Ochlokratie und Demokratie mögen oberflächlich gleich sein, denn in beiden kann "eine Mehrheit" des Volkes "das Sagen" haben.
Der kleine, aber feine Unterschied ist der, dass es in einer funktionierenden Demokratie mehrere Kontrollmechanismen gibt, um
Missbrauch zu verhindern und Stabilität und Gerechtigkeit zu gewährleisten.
Wenn ein ganzes wütendes Dorf einen Kriminellen lynchen will, dann mag das auch demokratisch anmuten, denn das Volk hat das Sagen und
das Volk entschied sich für das Lynchen. Und dennoch wäre so ein Szenario keine Demokratie sondern vielmehr Ochlokratie, wenn
nicht sogar Anarchie.
Aber, auch wenn sich 5 Millionen wütende Bürger vor dem Parlament oder vor dem Gericht versammeln und etwas lautstark verlangen, müssen
die Politiker oder Richter jenen "Volkswunsch" mitnichten erfüllen - auch wenn dies 5 Millionen wohl der Mehrheit wären.
Denn, der Punkt dabei ist, das menschliche Verhalten in einer Masse kann aus verschiedenen Gründen schnell sehr unmenschlich werden. Und dafür braucht es Mechanismen, die, wenn auch nicht per se hierarchisch darüber stehend, zu einer Reflexion der Volkswünsche führt bevor sie ggf umgesetzt würden.

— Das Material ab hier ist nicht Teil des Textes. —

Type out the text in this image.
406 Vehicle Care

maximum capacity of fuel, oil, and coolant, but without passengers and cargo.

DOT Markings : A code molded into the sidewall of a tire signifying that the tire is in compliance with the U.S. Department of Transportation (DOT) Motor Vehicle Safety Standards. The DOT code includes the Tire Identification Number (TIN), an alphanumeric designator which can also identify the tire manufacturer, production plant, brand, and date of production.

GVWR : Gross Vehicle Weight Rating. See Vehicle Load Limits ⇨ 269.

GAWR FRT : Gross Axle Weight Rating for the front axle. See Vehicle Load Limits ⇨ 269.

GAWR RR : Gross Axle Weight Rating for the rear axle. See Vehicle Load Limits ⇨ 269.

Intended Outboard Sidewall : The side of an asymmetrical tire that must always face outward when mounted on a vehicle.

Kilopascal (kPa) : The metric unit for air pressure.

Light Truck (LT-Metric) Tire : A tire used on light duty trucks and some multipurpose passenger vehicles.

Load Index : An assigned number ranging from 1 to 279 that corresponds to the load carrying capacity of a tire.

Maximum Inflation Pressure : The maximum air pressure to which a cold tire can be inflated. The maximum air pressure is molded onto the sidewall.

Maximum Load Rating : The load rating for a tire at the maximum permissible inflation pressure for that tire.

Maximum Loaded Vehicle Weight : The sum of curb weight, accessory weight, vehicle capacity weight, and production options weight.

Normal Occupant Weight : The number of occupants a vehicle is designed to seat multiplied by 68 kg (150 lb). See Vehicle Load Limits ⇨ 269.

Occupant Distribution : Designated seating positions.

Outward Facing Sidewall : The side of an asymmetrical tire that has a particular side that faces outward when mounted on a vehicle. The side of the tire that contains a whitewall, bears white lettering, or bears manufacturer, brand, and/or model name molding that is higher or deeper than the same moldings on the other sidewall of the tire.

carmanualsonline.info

Die Protestler draußen und Belair hier wollen ihre Ochlokratie durchsetzen. Ihre unreflektierten Gelüste müssen umgesetzt und ihre unkontrollierten Ängste besänftigt werden. Und wenn der Staat nicht spurt, wird ihm Faschismus oder welche Worte ihnen auch immer einfallen mögen, vorgeworfen. Dass aber der Staat seine Rechtsstaatlichkeit gerade dadurch unter Beweis stellt, nicht ihren primitiven Schreien instantan zu folgen, sind sie nicht fähig zu begreifen. Ihr Zugang ist "Demokratie ist, wenn passiert, was wir fordern.". Primitiv.